PayPal bets on point-of-sale transactions with iZettle
PayPal is making a big splash into in-person sales with the acquisition if iZettle, the Swedish point-of-sale device startup.
As PayPal is paying $2.2 billion in cash, this is its biggest deal to date. It appears that the online payments leader is looking to compete with Square for the small businesses and tradesmen market, where iZettle has made a name for itself as a cheaper way to accept card payments.
iZettle co-founder and CEO Jacob de Geer will stay onboard to lead iZettle along with most of the executive team. PayPal said in a statement that “iZettle will become the European centre of excellence for PayPal’s in-store product and services offerings”.
This looks to be a good deal for the fintech startup; just days before the deal was announced, the company had filed for an IPO on the Stockholm Nasdaq exchange, planning a fundraising campaign which would have seen the company valued at $1.1 billion.
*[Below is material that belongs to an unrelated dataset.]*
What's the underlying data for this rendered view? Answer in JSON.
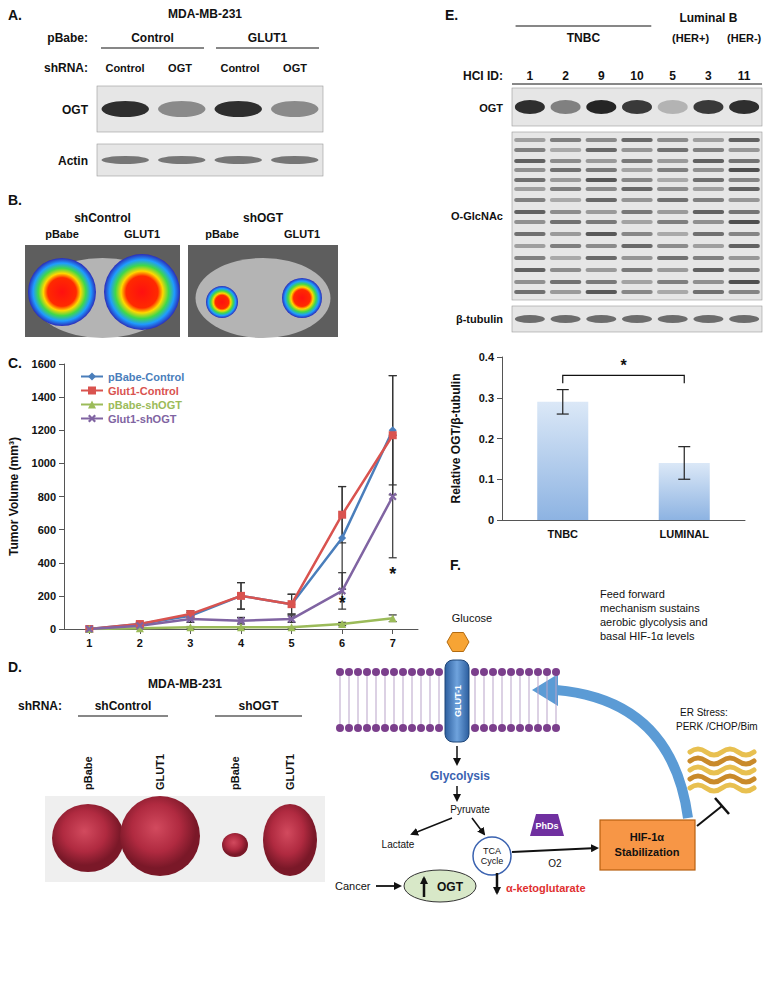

PayPal has been working for years on expanding from online payments to also being a leader in the point-of-sale space, however Jack Dorsey’s Square has, until now, held that crown in the US. iZettle is however gaining much ground in other markets, including the UK, and currently has over half a million merchants on its platform. The deal should give iZettle, which is still loss-making, an opportunity to grow at a faster pace.
“Small businesses are the engine of the global economy and we are continuing to expand our platform to help them compete and win online, in-store and via mobile,” PayPal President and CEO Dan Schulman said at the announcement.
This deal looks like a great fit for PayPal as the company graduates from startup to a mature financial services company. Also, it’s another example of how fintech is starting to produce high-value deals. It surely won’t be the last of the year.